Ce dernier estime cependant qu’il n’était pas constaté que tous les autres points de la clause souffraient d’une contestation et que dès lors, les dommages-intérêts pour violation de la clause de non-concurrence lui étaient dus, étant entendu que le non-respect d’un seul point devait conduire à reconnaître « la faute ». L’employeur estimait que seule une limitation de l’extension de la clause aurait dû être prononcée et en aucun cas la nullité complète. Mais les juges du fond ne le suivent pas dans son raisonnement. La Cour de cassation confirme la décision d’appel. Dès lors qu’une clause de non-concurrence est reconnue illicite, même en partie, les juges d’appel ne peuvent qu’en prononcer la nullité, et en aucun cas en réduire le champ d’application.
Vincent Gardy
Période de protection : des contraintes très précises
Le législateur, et avec lui la jurisprudence, sont très soucieux du respect complet de la période de protection des salariés, quel qu’en soit le motif. Un arrêt du 29 novembre dernier nous le remémore.

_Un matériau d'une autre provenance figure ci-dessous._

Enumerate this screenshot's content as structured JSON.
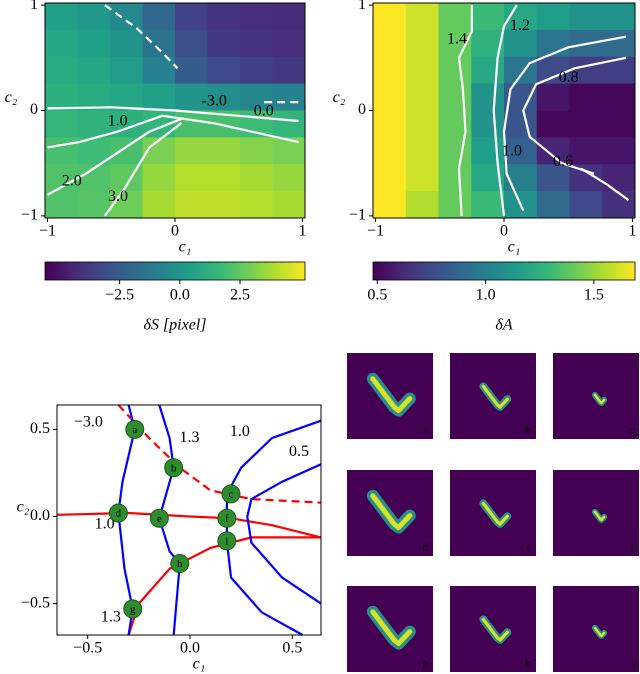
{
  "chart_data": [
    {
      "type": "heatmap",
      "xlabel": "c₁",
      "ylabel": "c₂",
      "xlim": [
        -1.02,
        1.02
      ],
      "ylim": [
        -1.02,
        1.02
      ],
      "xticks": [
        {
          "value": -1,
          "label": "−1"
        },
        0,
        1
      ],
      "yticks": [
        {
          "value": -1,
          "label": "−1"
        },
        0,
        1
      ],
      "z": [
        [
          0.5,
          0.2,
          -0.5,
          -2,
          -3.5,
          -4,
          -4.2,
          -4.3
        ],
        [
          0.8,
          0.5,
          0,
          -1.5,
          -3,
          -3.8,
          -4,
          -4.2
        ],
        [
          1,
          0.8,
          0.3,
          -0.8,
          -2.5,
          -3.2,
          -3.6,
          -3.8
        ],
        [
          1.2,
          1,
          0.8,
          0.5,
          0,
          -0.3,
          -0.6,
          -0.8
        ],
        [
          1.5,
          1.3,
          1.2,
          1.5,
          2,
          2,
          1.8,
          1.5
        ],
        [
          2,
          1.8,
          2,
          3,
          3.5,
          3.5,
          3.2,
          3
        ],
        [
          2.2,
          2.2,
          2.5,
          3.5,
          4,
          4,
          3.8,
          3.5
        ],
        [
          2.2,
          2.3,
          2.8,
          3.8,
          4.2,
          4.2,
          4,
          3.8
        ]
      ],
      "colorbar": {
        "label": "δS [pixel]",
        "lim": [
          -5.6,
          5.2
        ],
        "ticks": [
          {
            "value": -2.5,
            "label": "−2.5"
          },
          {
            "value": 0,
            "label": "0.0"
          },
          2.5
        ]
      },
      "contour_color": "#ffffff",
      "contours": [
        {
          "level": {
            "value": -3,
            "label": "-3.0"
          },
          "dashed": true,
          "x": [
            -0.55,
            -0.3,
            -0.1,
            0.02,
            null,
            0.7,
            0.97
          ],
          "y": [
            1.0,
            0.78,
            0.55,
            0.4,
            null,
            0.08,
            0.08
          ]
        },
        {
          "level": {
            "value": 0,
            "label": "0.0"
          },
          "dashed": false,
          "x": [
            -1,
            -0.5,
            0,
            0.5,
            0.97
          ],
          "y": [
            0.02,
            0.03,
            0.0,
            -0.05,
            -0.1
          ]
        },
        {
          "level": {
            "value": 1,
            "label": "1.0"
          },
          "dashed": false,
          "x": [
            -1,
            -0.75,
            -0.45,
            -0.1,
            0.3,
            0.97
          ],
          "y": [
            -0.35,
            -0.3,
            -0.2,
            -0.05,
            -0.12,
            -0.3
          ]
        },
        {
          "level": {
            "value": 2,
            "label": "2.0"
          },
          "dashed": false,
          "x": [
            -1,
            -0.7,
            -0.45,
            -0.2,
            0.05
          ],
          "y": [
            -0.8,
            -0.6,
            -0.4,
            -0.2,
            -0.08
          ]
        },
        {
          "level": {
            "value": 3,
            "label": "3.0"
          },
          "dashed": false,
          "x": [
            -0.55,
            -0.4,
            -0.2,
            0.05
          ],
          "y": [
            -1.0,
            -0.75,
            -0.35,
            -0.12
          ]
        }
      ]
    },
    {
      "type": "heatmap",
      "xlabel": "c₁",
      "ylabel": "c₂",
      "xlim": [
        -1.02,
        1.02
      ],
      "ylim": [
        -1.02,
        1.02
      ],
      "xticks": [
        {
          "value": -1,
          "label": "−1"
        },
        0,
        1
      ],
      "yticks": [
        {
          "value": -1,
          "label": "−1"
        },
        0,
        1
      ],
      "z": [
        [
          1.8,
          1.6,
          1.4,
          1.3,
          1.2,
          1.15,
          1.1,
          1.1
        ],
        [
          1.85,
          1.6,
          1.4,
          1.25,
          1.1,
          0.95,
          0.9,
          0.9
        ],
        [
          1.85,
          1.6,
          1.4,
          1.2,
          0.95,
          0.75,
          0.7,
          0.7
        ],
        [
          1.9,
          1.6,
          1.4,
          1.1,
          0.8,
          0.55,
          0.5,
          0.5
        ],
        [
          1.9,
          1.6,
          1.4,
          1.1,
          0.8,
          0.5,
          0.5,
          0.5
        ],
        [
          1.85,
          1.6,
          1.4,
          1.15,
          0.85,
          0.6,
          0.55,
          0.55
        ],
        [
          1.8,
          1.6,
          1.4,
          1.2,
          1.0,
          0.8,
          0.65,
          0.6
        ],
        [
          1.75,
          1.55,
          1.4,
          1.3,
          1.1,
          0.9,
          0.75,
          0.65
        ]
      ],
      "colorbar": {
        "label": "δA",
        "lim": [
          0.48,
          1.69
        ],
        "ticks": [
          0.5,
          {
            "value": 1,
            "label": "1.0"
          },
          1.5
        ]
      },
      "contour_color": "#ffffff",
      "contours": [
        {
          "level": 1.4,
          "dashed": false,
          "x": [
            -0.25,
            -0.25,
            -0.35,
            -0.32,
            -0.3,
            -0.35,
            -0.33
          ],
          "y": [
            1.0,
            0.75,
            0.5,
            0.2,
            -0.2,
            -0.55,
            -1.0
          ]
        },
        {
          "level": 1.2,
          "dashed": false,
          "x": [
            0.1,
            0.0,
            -0.05,
            -0.08,
            -0.05,
            0.0
          ],
          "y": [
            1.0,
            0.8,
            0.5,
            0.0,
            -0.5,
            -1.0
          ]
        },
        {
          "level": {
            "value": 1,
            "label": "1.0"
          },
          "dashed": false,
          "x": [
            0.95,
            0.5,
            0.2,
            0.05,
            0.0,
            0.02,
            0.15
          ],
          "y": [
            0.7,
            0.6,
            0.45,
            0.2,
            -0.2,
            -0.6,
            -0.95
          ]
        },
        {
          "level": 0.8,
          "dashed": false,
          "x": [
            0.95,
            0.55,
            0.25,
            0.15,
            0.2,
            0.45,
            0.7
          ],
          "y": [
            0.5,
            0.4,
            0.25,
            0.0,
            -0.25,
            -0.5,
            -0.6
          ]
        },
        {
          "level": 0.6,
          "dashed": false,
          "x": [
            0.97,
            0.8,
            0.6
          ],
          "y": [
            -0.85,
            -0.7,
            -0.55
          ]
        }
      ]
    },
    {
      "type": "contour",
      "xlabel": "c₁",
      "ylabel": "c₂",
      "xlim": [
        -0.65,
        0.64
      ],
      "ylim": [
        -0.68,
        0.64
      ],
      "xticks": [
        {
          "value": -0.5,
          "label": "−0.5"
        },
        {
          "value": 0,
          "label": "0.0"
        },
        0.5
      ],
      "yticks": [
        {
          "value": -0.5,
          "label": "−0.5"
        },
        {
          "value": 0,
          "label": "0.0"
        },
        0.5
      ],
      "contours": [
        {
          "level": {
            "value": -3,
            "label": "−3.0"
          },
          "color": "#ff0000",
          "dashed": true,
          "x": [
            -0.35,
            -0.2,
            -0.05,
            0.1,
            0.3,
            0.64
          ],
          "y": [
            0.64,
            0.45,
            0.28,
            0.15,
            0.1,
            0.08
          ]
        },
        {
          "level": {
            "value": 1,
            "label": "1.0"
          },
          "color": "#ff0000",
          "dashed": false,
          "x": [
            -0.65,
            -0.3,
            0,
            0.2,
            0.4,
            0.64
          ],
          "y": [
            0.01,
            0.02,
            0,
            -0.01,
            -0.05,
            -0.12
          ]
        },
        {
          "level": 1.3,
          "color": "#ff0000",
          "dashed": false,
          "x": [
            -0.3,
            -0.25,
            -0.1,
            0.1,
            0.3,
            0.64
          ],
          "y": [
            -0.68,
            -0.5,
            -0.3,
            -0.18,
            -0.12,
            -0.12
          ]
        },
        {
          "color": "#0000ff",
          "dashed": false,
          "x": [
            -0.3,
            -0.27,
            -0.33,
            -0.35,
            -0.32,
            -0.28,
            -0.3
          ],
          "y": [
            0.64,
            0.5,
            0.2,
            0.02,
            -0.3,
            -0.53,
            -0.68
          ]
        },
        {
          "level": 1.3,
          "color": "#0000ff",
          "dashed": false,
          "x": [
            -0.15,
            -0.1,
            -0.08,
            -0.15,
            -0.1,
            -0.05,
            -0.08
          ],
          "y": [
            0.64,
            0.45,
            0.28,
            -0.01,
            -0.2,
            -0.27,
            -0.68
          ]
        },
        {
          "level": {
            "value": 1,
            "label": "1.0"
          },
          "color": "#0000ff",
          "dashed": false,
          "x": [
            0.64,
            0.4,
            0.25,
            0.18,
            0.18,
            0.2,
            0.35,
            0.55
          ],
          "y": [
            0.55,
            0.45,
            0.28,
            0.13,
            -0.14,
            -0.35,
            -0.55,
            -0.68
          ]
        },
        {
          "level": 0.5,
          "color": "#0000ff",
          "dashed": false,
          "x": [
            0.64,
            0.45,
            0.3,
            0.28,
            0.3,
            0.45,
            0.64
          ],
          "y": [
            0.3,
            0.2,
            0.1,
            0,
            -0.15,
            -0.35,
            -0.5
          ]
        }
      ],
      "point_color": "#2e8b2e",
      "points": [
        {
          "label": "a",
          "x": -0.27,
          "y": 0.5
        },
        {
          "label": "b",
          "x": -0.08,
          "y": 0.28
        },
        {
          "label": "c",
          "x": 0.2,
          "y": 0.13
        },
        {
          "label": "d",
          "x": -0.35,
          "y": 0.02
        },
        {
          "label": "e",
          "x": -0.15,
          "y": -0.01
        },
        {
          "label": "f",
          "x": 0.18,
          "y": -0.01
        },
        {
          "label": "g",
          "x": -0.28,
          "y": -0.53
        },
        {
          "label": "h",
          "x": -0.05,
          "y": -0.27
        },
        {
          "label": "i",
          "x": 0.18,
          "y": -0.14
        }
      ]
    }
  ],
  "thumbnails": [
    {
      "label": "a"
    },
    {
      "label": "b"
    },
    {
      "label": "c"
    },
    {
      "label": "d"
    },
    {
      "label": "e"
    },
    {
      "label": "f"
    },
    {
      "label": "g"
    },
    {
      "label": "h"
    },
    {
      "label": "i"
    }
  ]
}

En l’occurrence, un employeur avait cru pouvoir entamer une procédure de licenciement pendant la période de protection du salarié concerné - pour accélérer le mouvement on suppose. Manifestement, il prit ensuite, dans le respect des règles classiques, la décision de licencier son collaborateur. Lequel l’assigne aux Prud’hommes. Or, l’employeur avait trop anticipé. Il avait convoqué son salarié à l’entretien pendant la période de protection. Le défendeur argua que cet entretien eut lieu à son issue. Mais les hauts magistrats ne voient pas les choses de cette façon. Au visa de l’article L. 1225-4 du code du Travail, dans sa rédaction issue de la loi du 08/08/2016, ils estiment « que l’employeur ne peut engager la procédure de licenciement pendant la période de protection », le fait que l’entretien eut lieu après « importe peu ». L’arrêt d’appel est donc cassé.